With a couple selections of my own in hand, when I got up to the counter I said to clerk, "I gotta ask — what did that guy buy?"

"Judas Priest," the clerk informed me, which seemed to fit pretty perfectly. The clerk added that the dude was a regular there and a nice guy, despite the poor hygene, muttering, occasional burts of loud swearing etc.

As I exited, I was thinking to myself that I was glad the answer was Judas Priest. Had the clerk said the guy'd bought some Velvets or Feelies or whatnot, I think I would have had one of those disquieting momements where I feel like I'm looking at a future version of myself.

3 Later in the evening, I overheard one of the bouncers chatting with the soundman of some unidentified patron: "Yeah, we had to kick him out — he tried to beat up Gumby!"

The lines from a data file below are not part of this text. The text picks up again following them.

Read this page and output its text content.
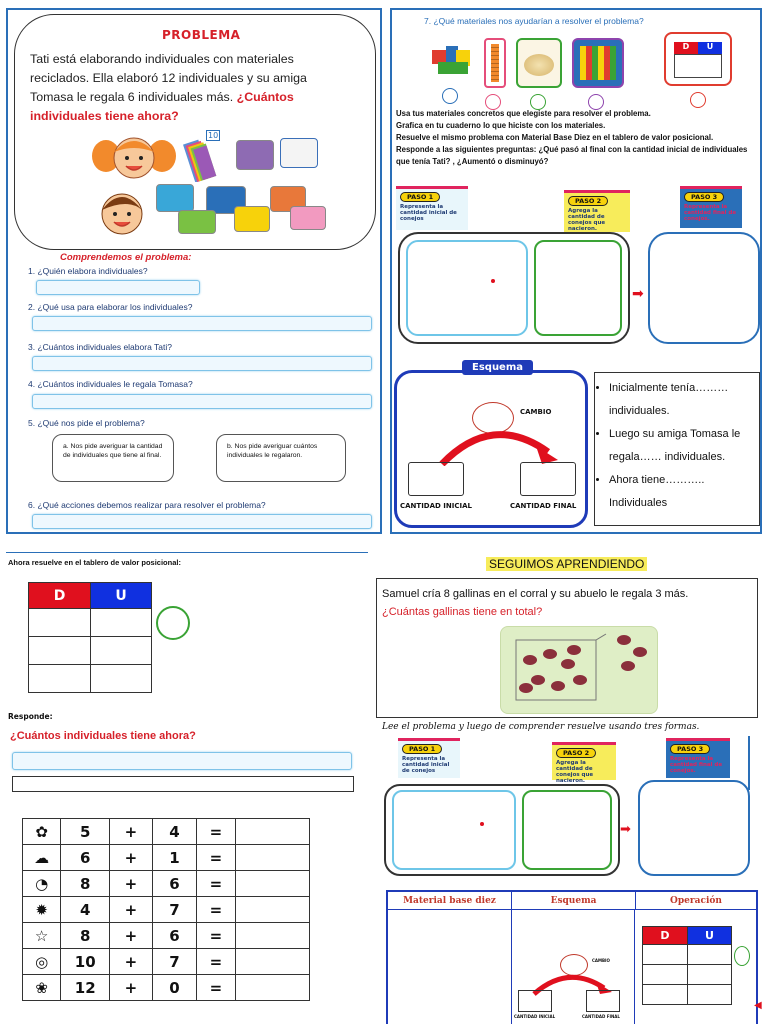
PROBLEMA
Tati está elaborando individuales con materiales reciclados. Ella elaboró 12 individuales y su amiga Tomasa le regala 6 individuales más. ¿Cuántos individuales tiene ahora?
10
Comprendemos el problema:
1. ¿Quién elabora individuales?
2. ¿Qué usa para elaborar los individuales?
3. ¿Cuántos individuales elabora Tati?
4. ¿Cuántos individuales le regala Tomasa?
5. ¿Qué nos pide el problema?
a. Nos pide averiguar la cantidad de individuales que tiene al final.
b. Nos pide averiguar cuántos individuales le regalaron.
6. ¿Qué acciones debemos realizar para resolver el problema?
7. ¿Qué materiales nos ayudarían a resolver el problema?
D	U
Usa tus materiales concretos que elegiste para resolver el problema.
Grafica en tu cuaderno lo que hiciste con los materiales.
Resuelve el mismo problema con Material Base Diez en el tablero de valor posicional.
Responde a las siguientes preguntas: ¿Qué pasó al final con la cantidad inicial de individuales que tenía Tati? , ¿Aumentó o disminuyó?
PASO 1
Representa la cantidad inicial de conejos
PASO 2
Agrega la cantidad de conejos que nacieron.
PASO 3
Representa la cantidad final de conejos.
➡
Esquema
CAMBIO
CANTIDAD INICIAL	CANTIDAD FINAL
• Inicialmente tenía………individuales.
• Luego su amiga Tomasa le regala…… individuales.
• Ahora tiene……….. Individuales
Ahora resuelve en el tablero de valor posicional:
D	U

Responde:
¿Cuántos individuales tiene ahora?
✿	5	+	4	=	
☁	6	+	1	=	
◔	8	+	6	=	
✹	4	+	7	=	
☆	8	+	6	=	
◎	10	+	7	=	
❀	12	+	0	=	
SEGUIMOS APRENDIENDO
Samuel cría 8 gallinas en el corral y su abuelo le regala 3 más.
¿Cuántas gallinas tiene en total?
Lee el problema y luego de comprender resuelve usando tres formas.
PASO 1
Representa la cantidad inicial de conejos
PASO 2
Agrega la cantidad de conejos que nacieron.
PASO 3
Representa la cantidad final de conejos.
➡
Material base diez	Esquema	Operación
CAMBIO
CANTIDAD INICIAL	CANTIDAD FINAL
D	U

◀
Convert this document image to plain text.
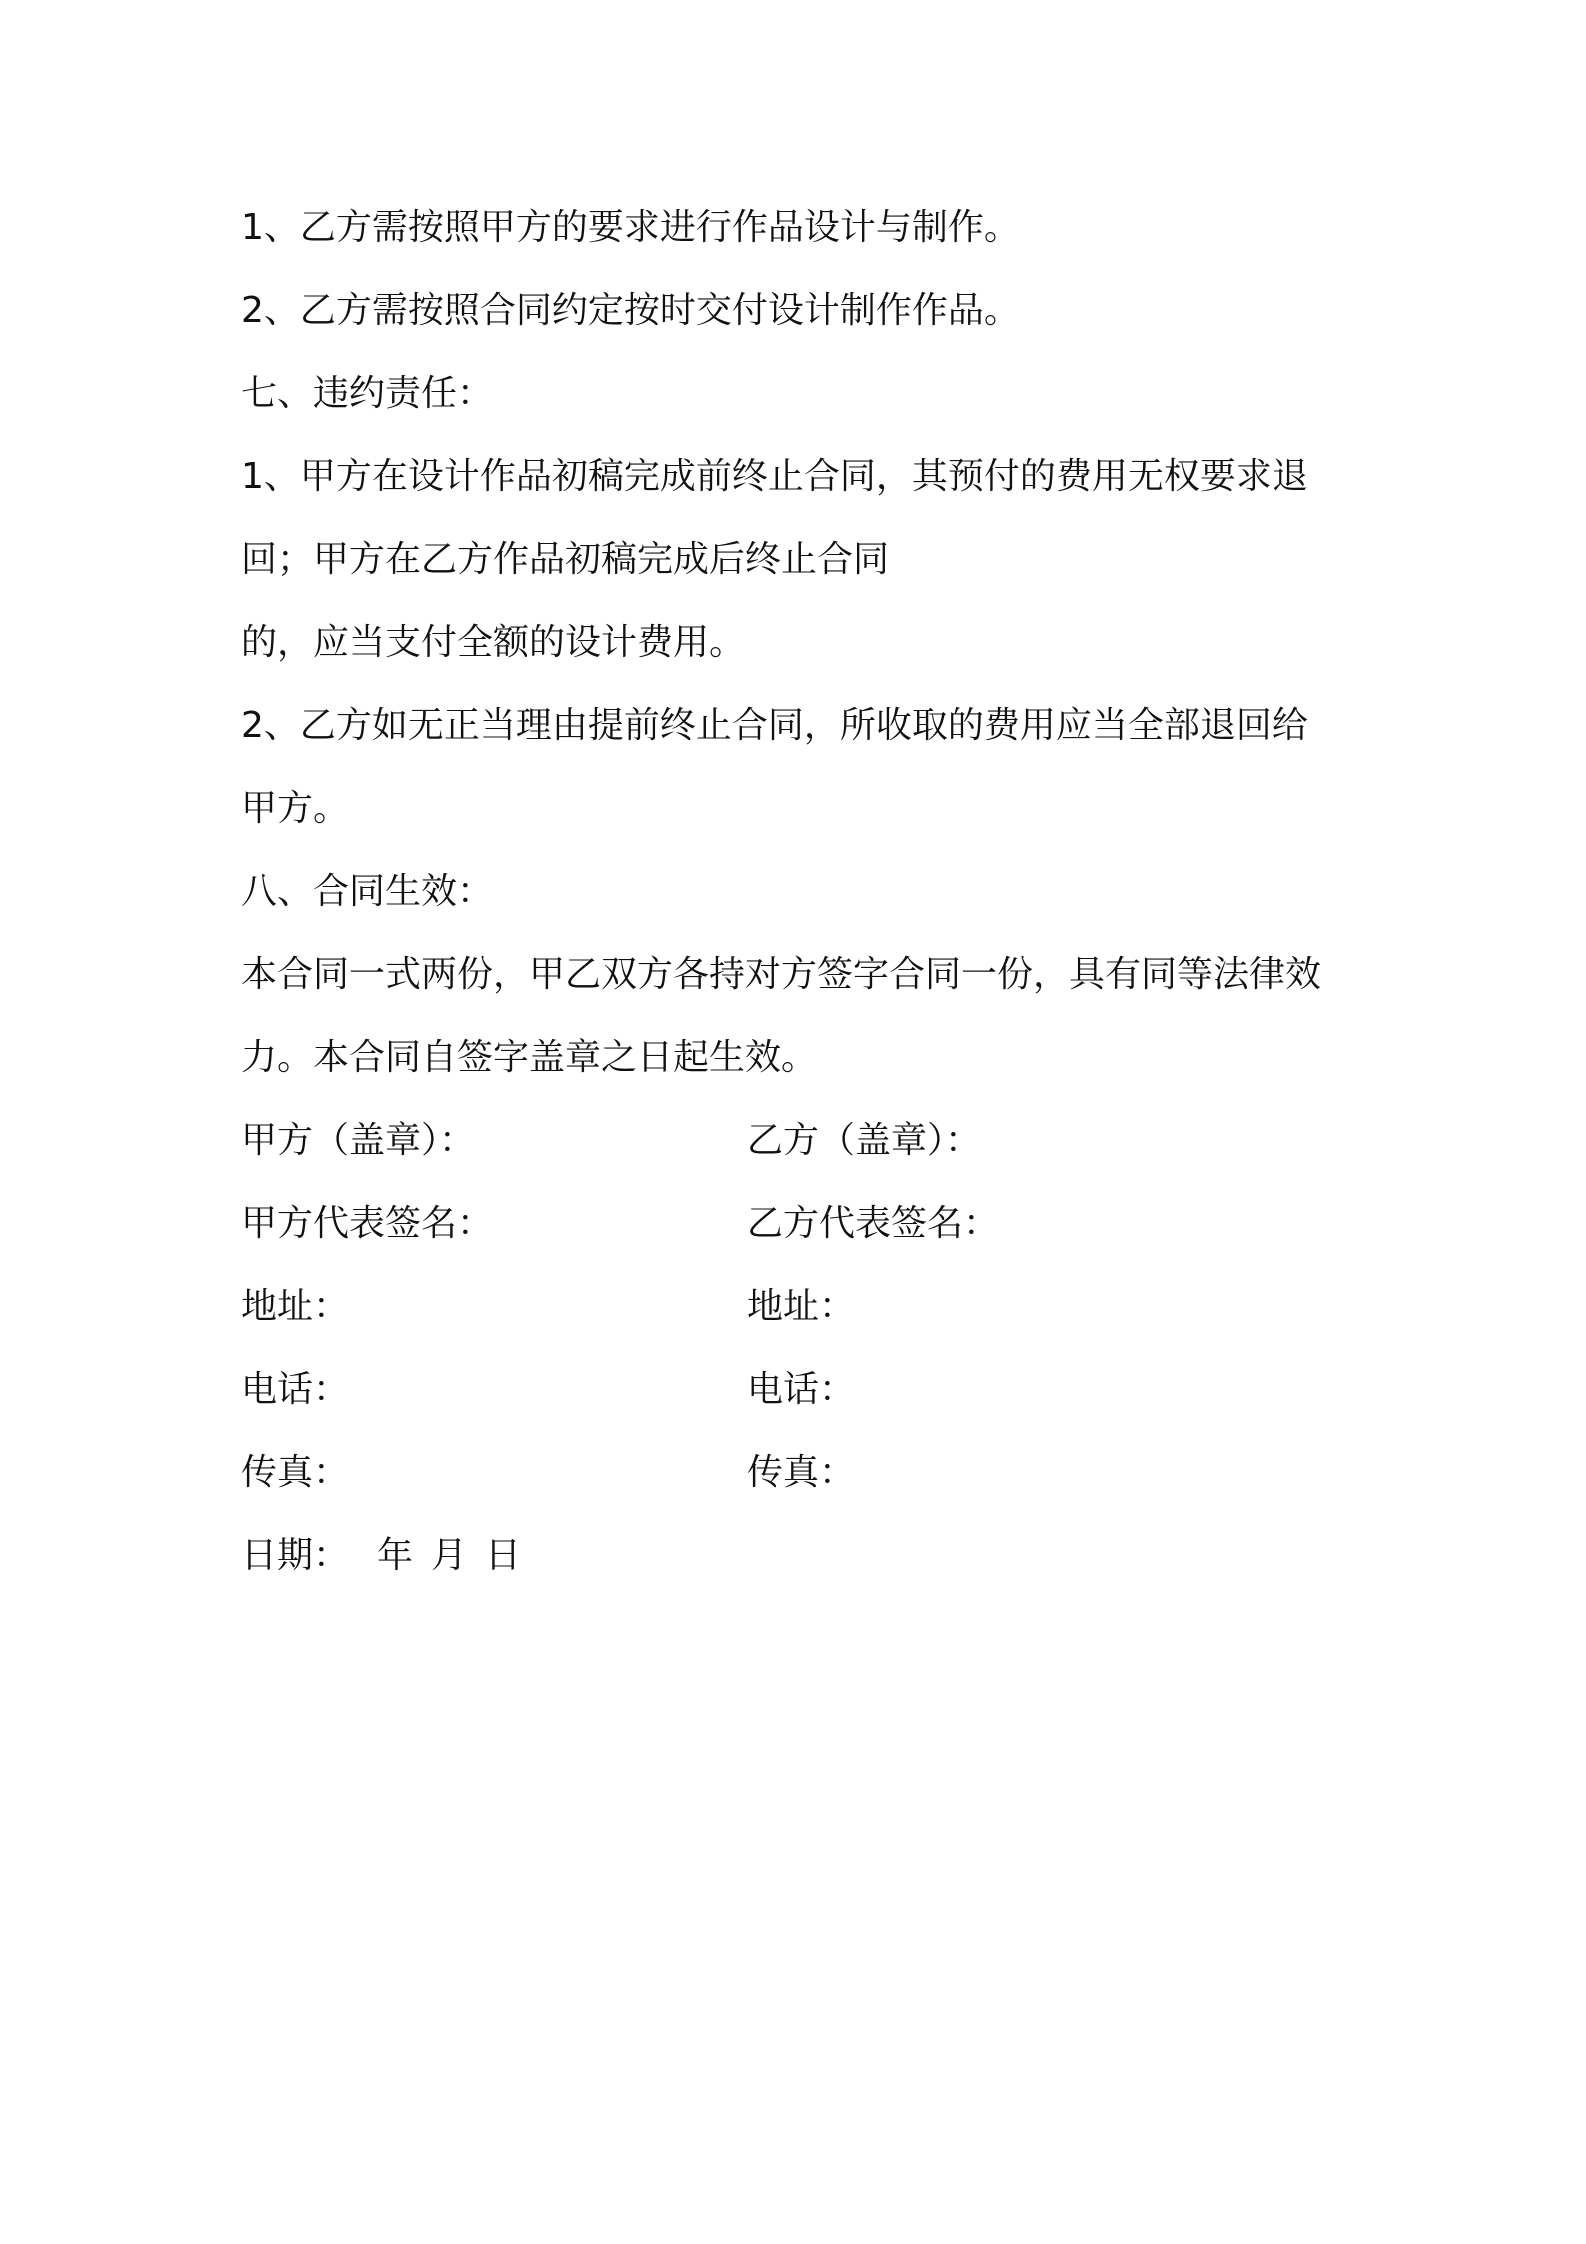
1、乙方需按照甲方的要求进行作品设计与制作。
2、乙方需按照合同约定按时交付设计制作作品。
七、违约责任：
1、甲方在设计作品初稿完成前终止合同，其预付的费用无权要求退
回；甲方在乙方作品初稿完成后终止合同
的，应当支付全额的设计费用。
2、乙方如无正当理由提前终止合同，所收取的费用应当全部退回给
甲方。
八、合同生效：
本合同一式两份，甲乙双方各持对方签字合同一份，具有同等法律效
力。本合同自签字盖章之日起生效。
甲方（盖章）：	乙方（盖章）：
甲方代表签名：	乙方代表签名：
地址：	地址：
电话：	电话：
传真：	传真：
日期： 年 月 日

4 "I see a lot of hardcore kid costumes," one singer noted, surveying the crowd — no-one is beyond the reach of bad faith in the punk critique.

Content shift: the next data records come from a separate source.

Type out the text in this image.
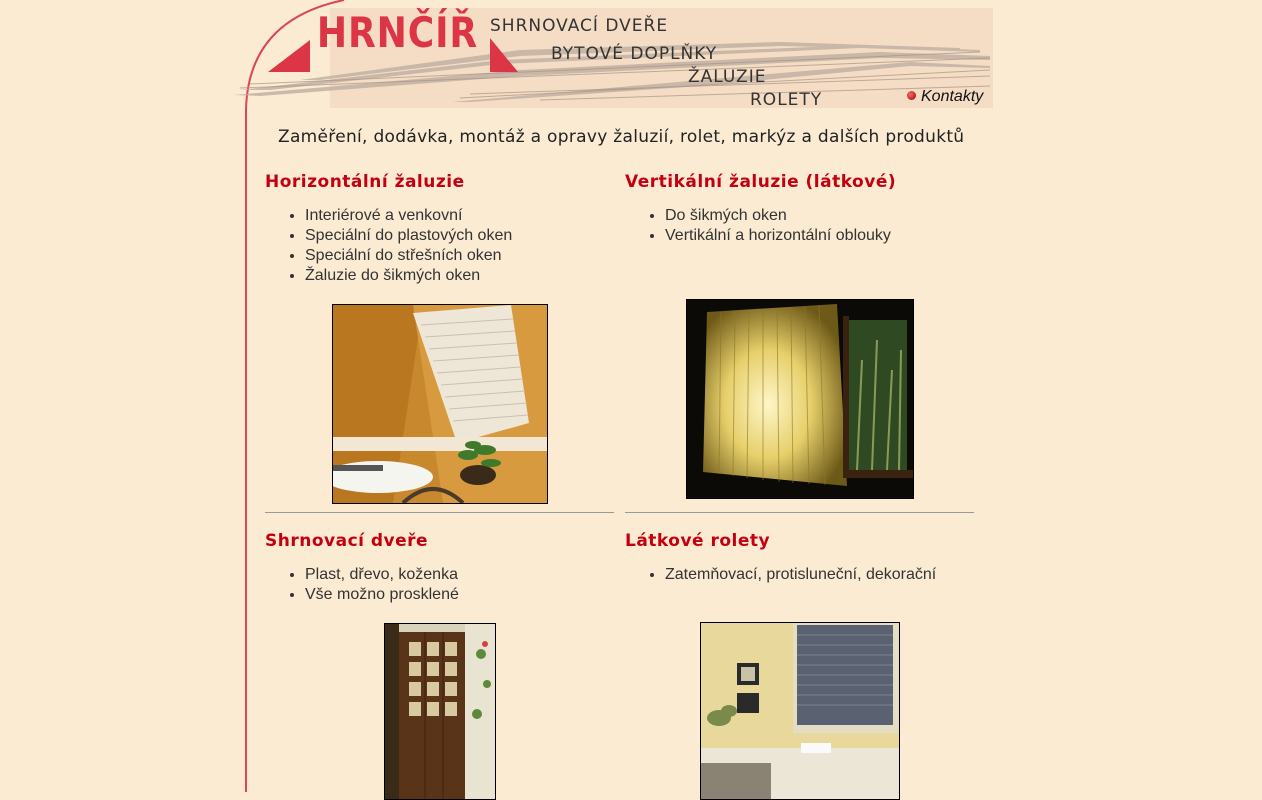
HRNČÍŘ SHRNOVACÍ DVEŘE
BYTOVÉ DOPLŇKY
ŽALUZIE
ROLETY	Kontakty
Zaměření, dodávka, montáž a opravy žaluzií, rolet, markýz a dalších produktů
Horizontální žaluzie
• Interiérové a venkovní
• Speciální do plastových oken
• Speciální do střešních oken
• Žaluzie do šikmých oken
Vertikální žaluzie (látkové)
• Do šikmých oken
• Vertikální a horizontální oblouky
Shrnovací dveře
• Plast, dřevo, koženka
• Vše možno prosklené
Látkové rolety
• Zatemňovací, protisluneční, dekorační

5 It was instructive to observe some of the reactions when F.U. took the Polaris, one common response from more middle-of-the-road indie types being something like, "sure, they're good at what they do, but it's such a niche genre, they can't ever really grow their audience." It strikes me that anyone (least of all the usually more obscure-than-thou indie rock crowd) saying some other band only has a "niche" appeal is the musical equivalent of calling someone else's political agenda a "special interest". That is, a socially polite way of hanging the "Other" tag on the elements that are Not Like You. It's a conversation ender that says, "we're right and normal, they're weird and not worth talking to."

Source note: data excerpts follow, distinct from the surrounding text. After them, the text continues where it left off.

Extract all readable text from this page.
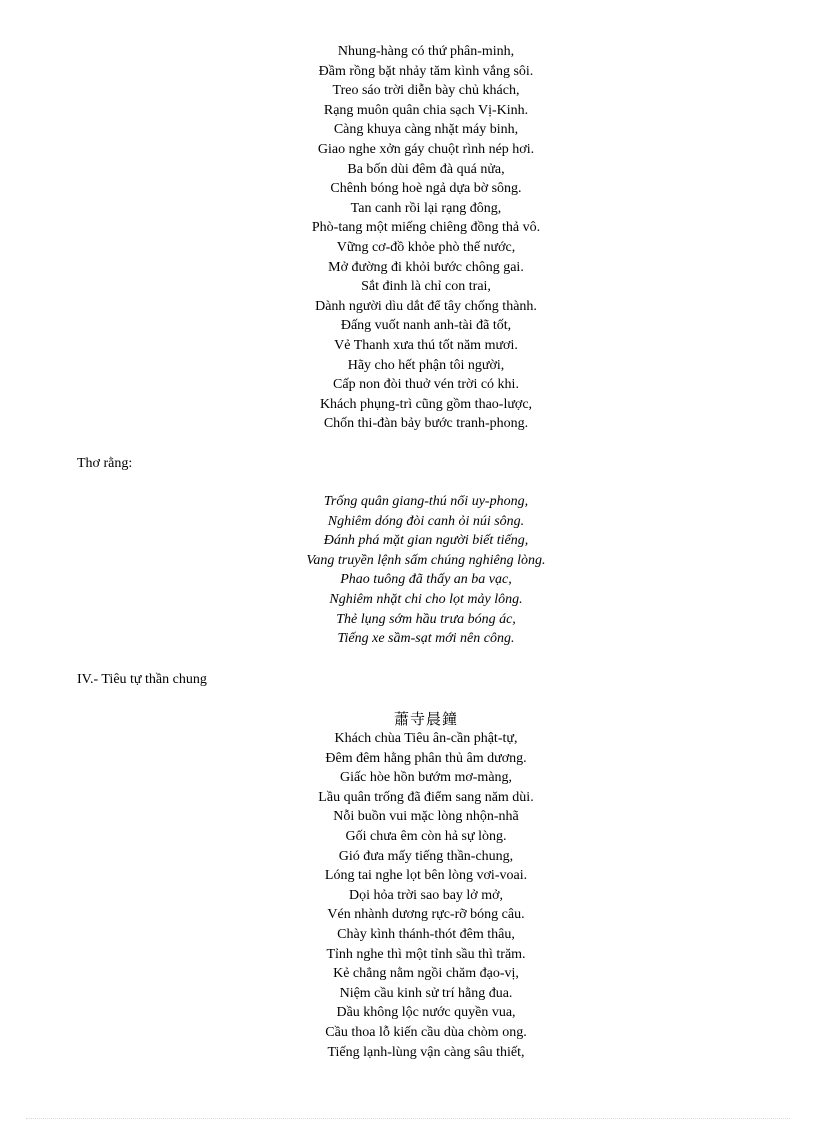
Nhung-hàng có thứ phân-minh,
Đầm rồng bặt nhảy tăm kình vắng sôi.
Treo sáo trời diễn bày chủ khách,
Rạng muôn quân chia sạch Vị-Kinh.
Càng khuya càng nhặt máy binh,
Giao nghe xởn gáy chuột rình nép hơi.
Ba bốn dùi đêm đà quá nửa,
Chênh bóng hoè ngả dựa bờ sông.
Tan canh rồi lại rạng đông,
Phò-tang một miếng chiêng đồng thả vô.
Vững cơ-đồ khỏe phò thế nước,
Mở đường đi khỏi bước chông gai.
Sắt đinh là chỉ con trai,
Dành người dìu dắt để tây chống thành.
Đấng vuốt nanh anh-tài đã tốt,
Vẻ Thanh xưa thú tốt năm mươi.
Hãy cho hết phận tôi người,
Cấp non đòi thuở vén trời có khi.
Khách phụng-trì cũng gồm thao-lược,
Chốn thi-đàn bảy bước tranh-phong.
Thơ rằng:
Trống quân giang-thú nổi uy-phong,
Nghiêm dóng đòi canh ỏi núi sông.
Đánh phá mặt gian người biết tiếng,
Vang truyền lệnh sấm chúng nghiêng lòng.
Phao tuông đã thấy an ba vạc,
Nghiêm nhặt chi cho lọt mảy lông.
Thẻ lụng sớm hầu trưa bóng ác,
Tiếng xe sầm-sạt mới nên công.
IV.- Tiêu tự thần chung
蕭寺晨鐘
Khách chùa Tiêu ân-cần phật-tự,
Đêm đêm hằng phân thủ âm dương.
Giấc hòe hồn bướm mơ-màng,
Lầu quân trống đã điểm sang năm dùi.
Nỗi buồn vui mặc lòng nhộn-nhã
Gối chưa êm còn hả sự lòng.
Gió đưa mấy tiếng thần-chung,
Lóng tai nghe lọt bên lòng vơi-voai.
Dọi hỏa trời sao bay lở mở,
Vén nhành dương rực-rỡ bóng câu.
Chày kình thánh-thót đêm thâu,
Tỉnh nghe thì một tỉnh sầu thì trăm.
Kẻ chẳng nằm ngồi chăm đạo-vị,
Niệm cầu kinh sử trí hằng đua.
Dầu không lộc nước quyền vua,
Cầu thoa lỗ kiến cầu dùa chòm ong.
Tiếng lạnh-lùng vận càng sâu thiết,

6 Whose lyrics, should you ever sit down with them, might require some time with the OED to unlock: "Alloyed in a void, I am torn, I am born/ Crusades / Ruderal roots tulleric shoots in cahoots / Making life out of death chthonic breath meristem [...]" showing that Abraham, well-known as a pretty bright customer, isn't just going 'hurrrgh' and making up his lyrics as he goes along.